Fue Sue la que se quedó boquiabierta ante las casas de invitados amuebladas con fabulosas antigüedades traídas de castillos y casas nobles de todo el mundo, la piscina olímpica y las esculturas, los techos tallados y la enorme mesa del comedor y las innumerables cristalerías.


—¡Imaginad! Alguien que te quiera tanto como para regalarte todos estos tesoros —dijo Sue.


—Que te cargue con toda esta chatarra, querrás decir —dijo Paula.


Sue no la había oído.


—Es tan grandioso. ¿No te encantaría vivir aquí?

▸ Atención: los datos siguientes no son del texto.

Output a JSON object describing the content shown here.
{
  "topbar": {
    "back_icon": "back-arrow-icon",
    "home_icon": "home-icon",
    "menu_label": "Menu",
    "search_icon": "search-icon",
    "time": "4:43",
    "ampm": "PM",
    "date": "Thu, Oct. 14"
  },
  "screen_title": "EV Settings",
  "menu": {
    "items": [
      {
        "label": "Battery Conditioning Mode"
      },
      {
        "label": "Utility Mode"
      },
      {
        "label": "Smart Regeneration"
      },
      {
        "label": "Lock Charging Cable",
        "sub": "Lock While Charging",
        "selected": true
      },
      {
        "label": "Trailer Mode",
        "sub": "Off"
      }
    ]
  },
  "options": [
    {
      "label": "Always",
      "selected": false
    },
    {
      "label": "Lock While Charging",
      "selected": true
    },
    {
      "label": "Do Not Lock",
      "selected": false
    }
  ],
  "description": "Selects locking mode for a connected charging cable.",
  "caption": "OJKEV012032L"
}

—No. Me parece más adecuado como museo —replicó Terri, al ver la mirada de Sue añadió—: Sí, supongo que no tengo el menor gusto.


Ciertamente, no el gusto de una mujer ambiciosa, pensó Pedro. No cuando le interesaban más los peces y las cometas que lo tesoros.


De regreso por la costa, estalló la tormenta. Hubo rayos y truenos y empezó a llover a cántaros. El yate se vio agitado por el viento y las olas, y los objetos iban de un lado a otro. 


Pedro y Robbie maniobraban y Paula trató de calmar a una histérica Sue, que se había mareado y vomitó.


Paula limpió la cubierta y encontró las pastillas antimareo. 


Cuando atracaron, estaba tranquila. Los dos hombres se empaparon para amarrar el yate y agradecieron el café y las tostadas que les hizo Paula. Esperaron jugando y contando chistes a que la tormenta amainara y volvieron a San Francisco.